악성코드 대부분이 바이너리 파일로 구성되어있는 특성을 통해 바이너리 파일을 기반으로 악성코드를 정적분석하기 위한 다양한 접근법이 연구되고 있다. Due to the fact that most malicious codes are composed of binary files, various approaches for static analysis of malicious codes based on binary files have been studied.

그 예로, PE 포맷과 DLL 간 계층적 종속관계를 분석하여 정적 의존성 트리를 추출하는 악성코드 정적 분석 시스템 등과 같은 악성 코드를 분석하기 위한 시스템이 존재한다. For example, there is a system for analyzing malicious code such as a static analysis system that extracts a static dependency tree by analyzing hierarchical dependencies between the PE format and the DLL.
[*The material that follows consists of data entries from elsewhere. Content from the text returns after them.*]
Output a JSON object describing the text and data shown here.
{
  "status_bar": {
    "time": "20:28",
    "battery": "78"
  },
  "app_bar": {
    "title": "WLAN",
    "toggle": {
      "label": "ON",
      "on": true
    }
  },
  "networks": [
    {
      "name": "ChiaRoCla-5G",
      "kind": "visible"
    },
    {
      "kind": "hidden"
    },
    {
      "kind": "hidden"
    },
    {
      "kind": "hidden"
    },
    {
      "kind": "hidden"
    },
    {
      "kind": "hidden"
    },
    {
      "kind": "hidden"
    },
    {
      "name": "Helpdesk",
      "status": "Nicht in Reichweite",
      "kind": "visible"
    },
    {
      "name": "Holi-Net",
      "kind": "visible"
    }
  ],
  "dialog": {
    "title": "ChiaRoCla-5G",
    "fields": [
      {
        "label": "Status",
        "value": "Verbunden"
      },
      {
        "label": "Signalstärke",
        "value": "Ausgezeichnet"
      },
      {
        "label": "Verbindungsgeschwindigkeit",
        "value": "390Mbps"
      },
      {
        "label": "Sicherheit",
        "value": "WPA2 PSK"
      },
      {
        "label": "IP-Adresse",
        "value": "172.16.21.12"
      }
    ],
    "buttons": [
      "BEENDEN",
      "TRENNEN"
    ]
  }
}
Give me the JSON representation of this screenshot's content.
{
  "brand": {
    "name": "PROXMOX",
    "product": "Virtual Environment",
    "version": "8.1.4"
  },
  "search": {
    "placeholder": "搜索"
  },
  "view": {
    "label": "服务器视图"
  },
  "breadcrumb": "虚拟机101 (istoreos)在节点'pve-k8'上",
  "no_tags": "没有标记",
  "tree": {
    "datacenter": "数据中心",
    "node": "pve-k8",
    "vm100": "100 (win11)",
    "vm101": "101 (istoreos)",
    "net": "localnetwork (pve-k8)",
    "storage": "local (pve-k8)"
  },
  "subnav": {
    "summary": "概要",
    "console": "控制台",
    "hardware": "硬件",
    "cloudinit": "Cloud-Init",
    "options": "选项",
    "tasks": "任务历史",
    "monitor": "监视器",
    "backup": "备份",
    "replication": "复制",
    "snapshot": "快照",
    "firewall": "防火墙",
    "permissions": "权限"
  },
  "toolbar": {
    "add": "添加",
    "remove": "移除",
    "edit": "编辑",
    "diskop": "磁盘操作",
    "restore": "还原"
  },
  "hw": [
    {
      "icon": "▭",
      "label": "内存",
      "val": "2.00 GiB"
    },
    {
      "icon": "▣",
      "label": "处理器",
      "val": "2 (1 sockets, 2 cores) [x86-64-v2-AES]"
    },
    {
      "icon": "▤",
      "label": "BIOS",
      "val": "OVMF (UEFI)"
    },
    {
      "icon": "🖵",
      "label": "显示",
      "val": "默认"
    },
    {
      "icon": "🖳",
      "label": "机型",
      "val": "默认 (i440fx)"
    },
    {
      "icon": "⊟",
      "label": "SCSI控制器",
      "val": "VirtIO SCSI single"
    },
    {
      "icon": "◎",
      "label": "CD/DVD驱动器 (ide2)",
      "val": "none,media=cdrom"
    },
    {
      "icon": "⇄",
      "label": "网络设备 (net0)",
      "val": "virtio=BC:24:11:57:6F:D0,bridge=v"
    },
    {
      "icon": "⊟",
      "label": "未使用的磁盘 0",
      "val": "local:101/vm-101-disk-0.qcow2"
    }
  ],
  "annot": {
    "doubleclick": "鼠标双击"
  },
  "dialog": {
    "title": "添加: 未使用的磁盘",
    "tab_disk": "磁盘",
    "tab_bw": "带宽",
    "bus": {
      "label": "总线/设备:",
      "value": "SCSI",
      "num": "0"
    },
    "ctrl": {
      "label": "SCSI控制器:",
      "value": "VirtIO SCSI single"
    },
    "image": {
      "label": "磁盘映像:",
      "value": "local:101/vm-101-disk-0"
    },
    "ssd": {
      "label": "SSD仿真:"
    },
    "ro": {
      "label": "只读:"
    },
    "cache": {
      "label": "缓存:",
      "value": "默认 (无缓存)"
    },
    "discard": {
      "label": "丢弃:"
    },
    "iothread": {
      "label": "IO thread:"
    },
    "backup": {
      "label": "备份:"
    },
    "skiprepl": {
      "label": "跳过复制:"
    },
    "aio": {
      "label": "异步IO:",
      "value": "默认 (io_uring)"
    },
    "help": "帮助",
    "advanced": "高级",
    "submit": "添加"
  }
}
하지만, 이러한 악성코드 정적 분석은 패킹 또는 난독화를 해결해야 하는 문제점을 갖는다. 이에 따라, 본 발명은 패킹 또는 난독화의 문제점을 해결하기 위한 심볼 기반 악성코드 분석 모델을 제안한다.However, this malicious code static analysis has a problem that must solve the packing or obfuscation. Accordingly, the present invention proposes a symbol-based malware analysis model for solving the problem of packing or obfuscation.

도 1은 본 명세서에서 제안하는 악성 코드를 탐지하기 위한 장치의 전체적인 구성을 예시하는 도면이다.1 is a diagram illustrating the overall configuration of an apparatus for detecting malicious code proposed herein.

심볼에 기반하여 악성 코드를 측정하기 위한 장치(100)는 입력부(110), 저장부(120), 제어부(130) 및/또는 출력부(140) 등을 포함할 수 있다.The apparatus 100 for measuring malicious code based on a symbol may include an input unit 110, a storage unit 120, a control unit 130, and / or an output unit 140.

도 1에 도시된 구성요소들이 필수적인 것은 아니어서, 그보다 많은 구성요소들을 갖거나 그보다 적은 구성요소들을 갖는 전자기기가 구현될 수도 있다.Since the components shown in FIG. 1 are not essential, an electronic device having more or fewer components may be implemented.

이하, 상기 구성요소들에 대해 차례로 살펴본다.Hereinafter, the components will be described in order.

입력부(110)는 사용자가 장치의 동작을 위한 입력 데이터를 발생시킬 수 있으며, 사용자로부터 심볼 기반 악성 코드 탐지 모델을 위한 샘플 파일을 입력 받을 수 있다. 여기서 입력 데이터는 바이너리 파일일 수 있다.The input unit 110 may generate input data for the operation of the device by the user, and may receive a sample file for the symbol-based malicious code detection model from the user. The input data may be a binary file.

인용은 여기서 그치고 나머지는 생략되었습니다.